Background
Biomedical knowledge is dispersed in scientific literature and is growing constantly. Curation is the extraction of knowledge from unstructured data into a computable form and could be done manually or automatically. Hypertrophic cardiomyopathy (HCM) is the most common inherited cardiac disease, with genotype–phenotype associations still incompletely understood. We compared human- and machine-curated HCM molecular mechanisms’ models and examined the performance of different machine approaches for that task.
Results
We created six models representing HCM molecular mechanisms using different approaches and made them publicly available, analyzed them as networks, and tried to explain the models’ differences by the analysis of factors that affect the quality of machine-curated models (query constraints and reading systems’ performance). A result of this work is also the Interactive HCM map, the only publicly available knowledge resource dedicated to HCM. Sizes and topological parameters of the networks differed notably, and a low consensus was found in terms of centrality measures between networks. Consensus about the most important nodes was achieved only with respect to one element (calcium). Models with a reduced level of noise were generated and cooperatively working elements were detected. REACH and TRIPS reading systems showed much higher accuracy than Sparser, but at the cost of extraction performance.
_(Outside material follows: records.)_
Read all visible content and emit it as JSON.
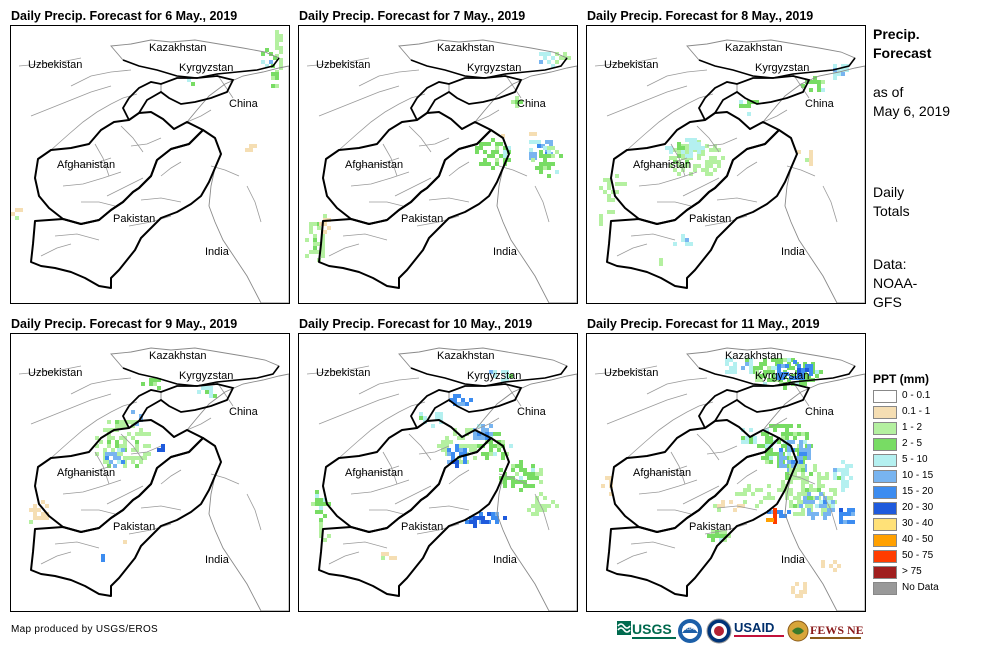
{
  "panels": [
    {
      "title": "Daily Precip. Forecast for 6 May., 2019"
    },
    {
      "title": "Daily Precip. Forecast for 7 May., 2019"
    },
    {
      "title": "Daily Precip. Forecast for 8 May., 2019"
    },
    {
      "title": "Daily Precip. Forecast for 9 May., 2019"
    },
    {
      "title": "Daily Precip. Forecast for 10 May., 2019"
    },
    {
      "title": "Daily Precip. Forecast for 11 May., 2019"
    }
  ],
  "map_labels": {
    "kazakhstan": "Kazakhstan",
    "uzbekistan": "Uzbekistan",
    "kyrgyzstan": "Kyrgyzstan",
    "china": "China",
    "afghanistan": "Afghanistan",
    "pakistan": "Pakistan",
    "india": "India"
  },
  "side_panel": {
    "heading_line1": "Precip.",
    "heading_line2": "Forecast",
    "asof_line1": "as of",
    "asof_line2": "May 6, 2019",
    "daily_line1": "Daily",
    "daily_line2": "Totals",
    "data_line1": "Data:",
    "data_line2": "NOAA-",
    "data_line3": "GFS"
  },
  "legend": {
    "title": "PPT (mm)",
    "items": [
      {
        "label": "0 - 0.1",
        "color": "#ffffff"
      },
      {
        "label": "0.1 - 1",
        "color": "#f5deb3"
      },
      {
        "label": "1 - 2",
        "color": "#b4f0a0"
      },
      {
        "label": "2 - 5",
        "color": "#78dc64"
      },
      {
        "label": "5 - 10",
        "color": "#b4f0f0"
      },
      {
        "label": "10 - 15",
        "color": "#78b4f0"
      },
      {
        "label": "15 - 20",
        "color": "#3c8cf0"
      },
      {
        "label": "20 - 30",
        "color": "#1e5adc"
      },
      {
        "label": "30 - 40",
        "color": "#ffe178"
      },
      {
        "label": "40 - 50",
        "color": "#ffa000"
      },
      {
        "label": "50 - 75",
        "color": "#ff3c00"
      },
      {
        "label": "> 75",
        "color": "#a01e1e"
      },
      {
        "label": "No Data",
        "color": "#999999"
      }
    ]
  },
  "footer": {
    "credit": "Map produced by USGS/EROS",
    "logos": [
      "USGS",
      "NOAA",
      "USAID",
      "FEWS NET"
    ]
  }
}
TRIPS proved to be the best single reading system for text segments about HCM, in terms of the compromise between accuracy and extraction performance.
Conclusions
Different approaches in curation can produce models of the same disease with diverse characteristics, and they give rise to utterly different conclusions in subsequent analysis. The final purpose of the model should direct the choice of curation techniques. Manual curation represents the gold standard for information extraction in biomedical research and is most suitable when only high-quality elements for models are required. Automated curation provides more substance, but high level of noise is expected. Different curation strategies can reduce the level of human input needed. Biomedical knowledge would benefit overwhelmingly, especially as to its rapid growth, if computers were to be able to assist in analysis on a larger scale.